Entretanto o nevoeiro, e a escuridão de tal modo tinham augmentado, que se viam aqui e alli pessoas com archotes acesos, offerecendo os seus serviços aos cocheiros, para levarem os cavallos dos carros á mão, e guial-os no caminho. A antiga torre d'uma igreja, cujo velho sino roufenho parecia estar sempre espreitando Scrooge atravez d'uma fenda da sua janella gothica aberta no muro, tornou-se invisivel; e o sino começou a soar as horas e os quartos nas nuvens, com tremulas vibrações prolongadas, co se os dentes lhe rangessem na sua cabeça gelada lá em cima. O frio tornou-se intenso.

Na rua principal, ao canto do pateo, varios operarios estavam reparando os canos do gaz, e tinham accendido uma grande fogueira em volta da qual estavam reunidos alguns homens e rapazes esfarrapados, aquecendo as mãos e empiscando os olhos de contentamento. Esqueceram-se de fechar a torneira e esta começou de deixar correr a agua, que se transformou em gelo misanthropico.

As luzes brilhantes das lojas, onde se viam deslumbrantes os puddings e outros acepipes, lançavam um reflexo avermelhado sobre os transeuntes.

As lojas dos vendilhões d'aves e dos tendeiros tinham-se de tal forma transformado que parecia impossivel ser simplesmente o desejo de fazer bom negocio a causa d'este luxo desusado. O Lord Mayor no seu palacio de Mansion-House dava ordens aos seus cincoenta cosinheiros e dispenseiros para que o Natal fosse festejado como deve ser na casa d'um Lord-Mayor; e até o pobre remendão que elle multara na segunda feira antecedente por ter sido encontrado em estado de embriaguez, e commettendo desordens na rua, até esse preparava o pudding do dia seguinte na sua trapeira, em quanto que a magra esposa com os filhinhos, sahia para ir comprar a carne necessaria.

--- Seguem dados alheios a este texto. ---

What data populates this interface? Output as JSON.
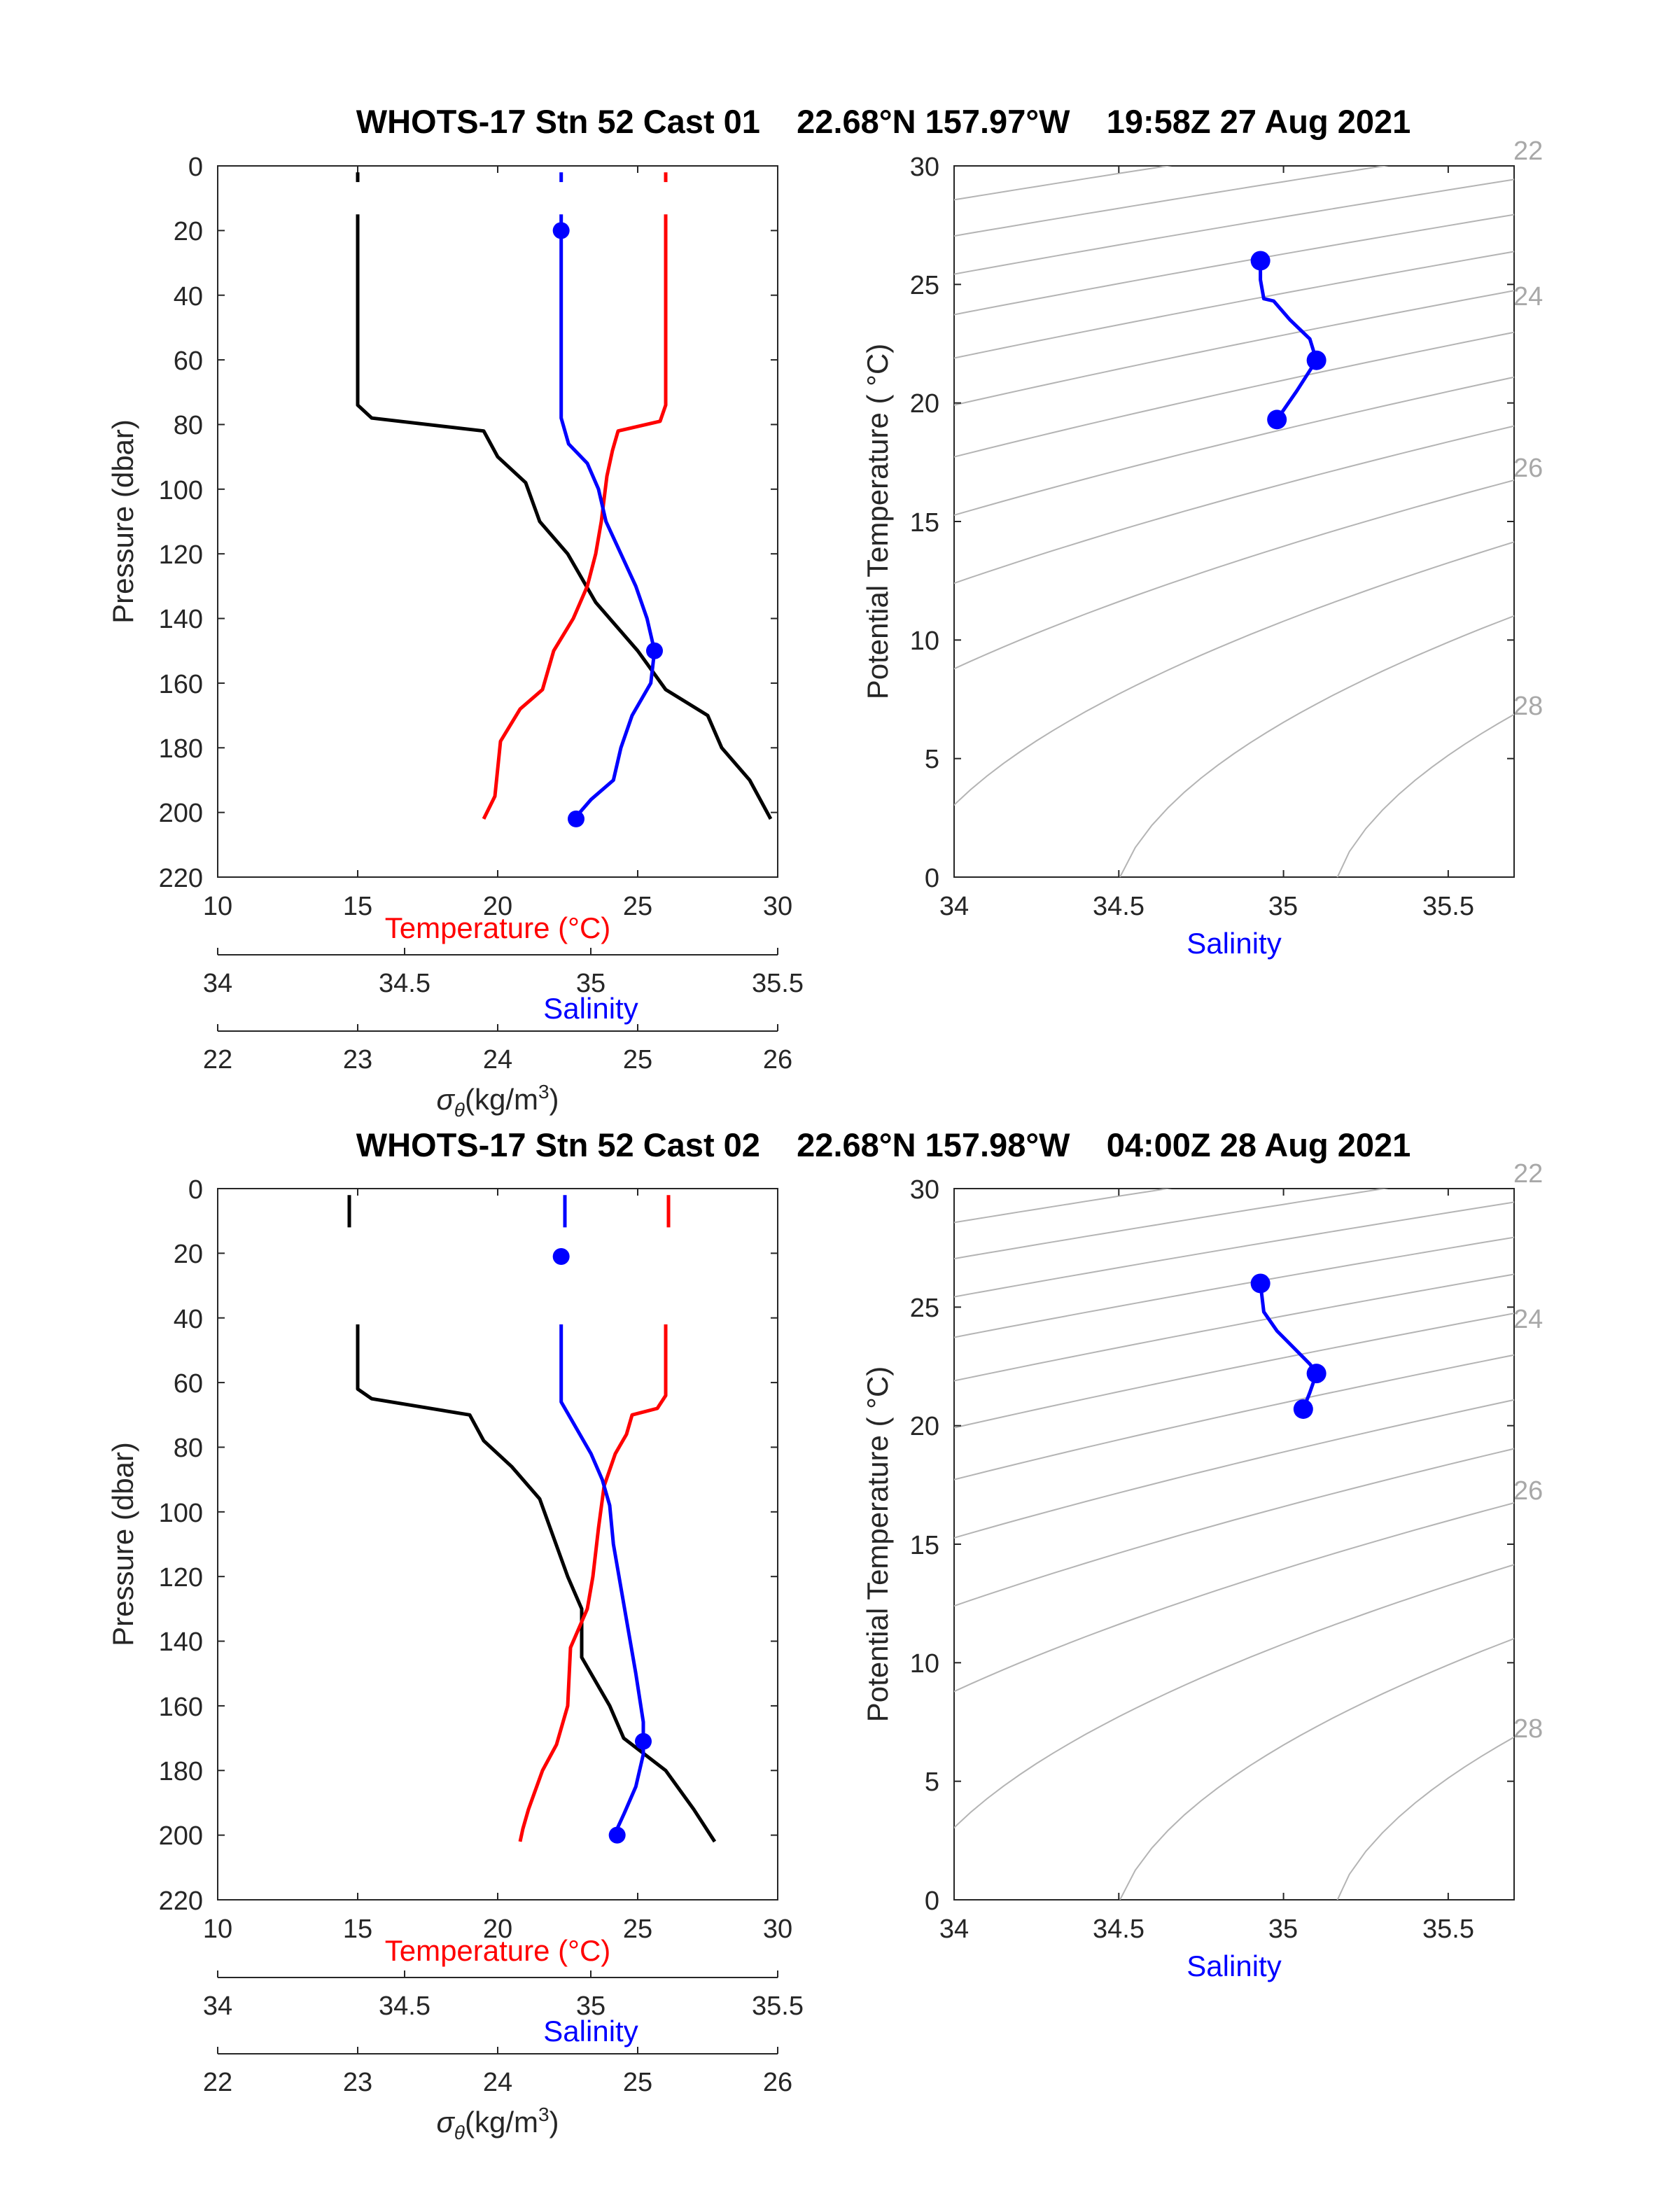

Cada vez mais nevoeiro e mais frio! Frio aspero, penetrante! Se o bom S. Dunstan[1] tivesse beliscado o nariz do Espirito das Trevas, com um poucochinho d'um tempo como este, em lugar de usar as suas armas familiares, não ha a menor duvida de que o diabo teria soltado uivos infernaes. O possuidor d'um narisito novo, roido e chupado pelo esfomeado frio do mesmo modo que os ossos são roidos pelos cães, abaixou-se em frente do buraco da fechadura de Scrooge para o regalar com uma cantiga do Natal; mas ás primeiras palavras de

Boas festas meu senhor

Boas festas Deus lhe dê

Scrooge agarrou na regra com um gesto tão energico, que o cantozinho fugiu assustado, deixando a fechadura á mercê do nevoeiro e do gelo.

(Continua.)

  1. S. Dunstan, santo inglez que viveu no oitavo seculo. Contam as lendas, que sendo este santo tentado pelo principe das trevas, e já fatigado com os argumentos de tão ruim visitante, com uma tenaz em braza, segurara o nariz do demonio e o levara para uma janella onde esteve exposto á irrisão do publico. (Nota do Traductor.)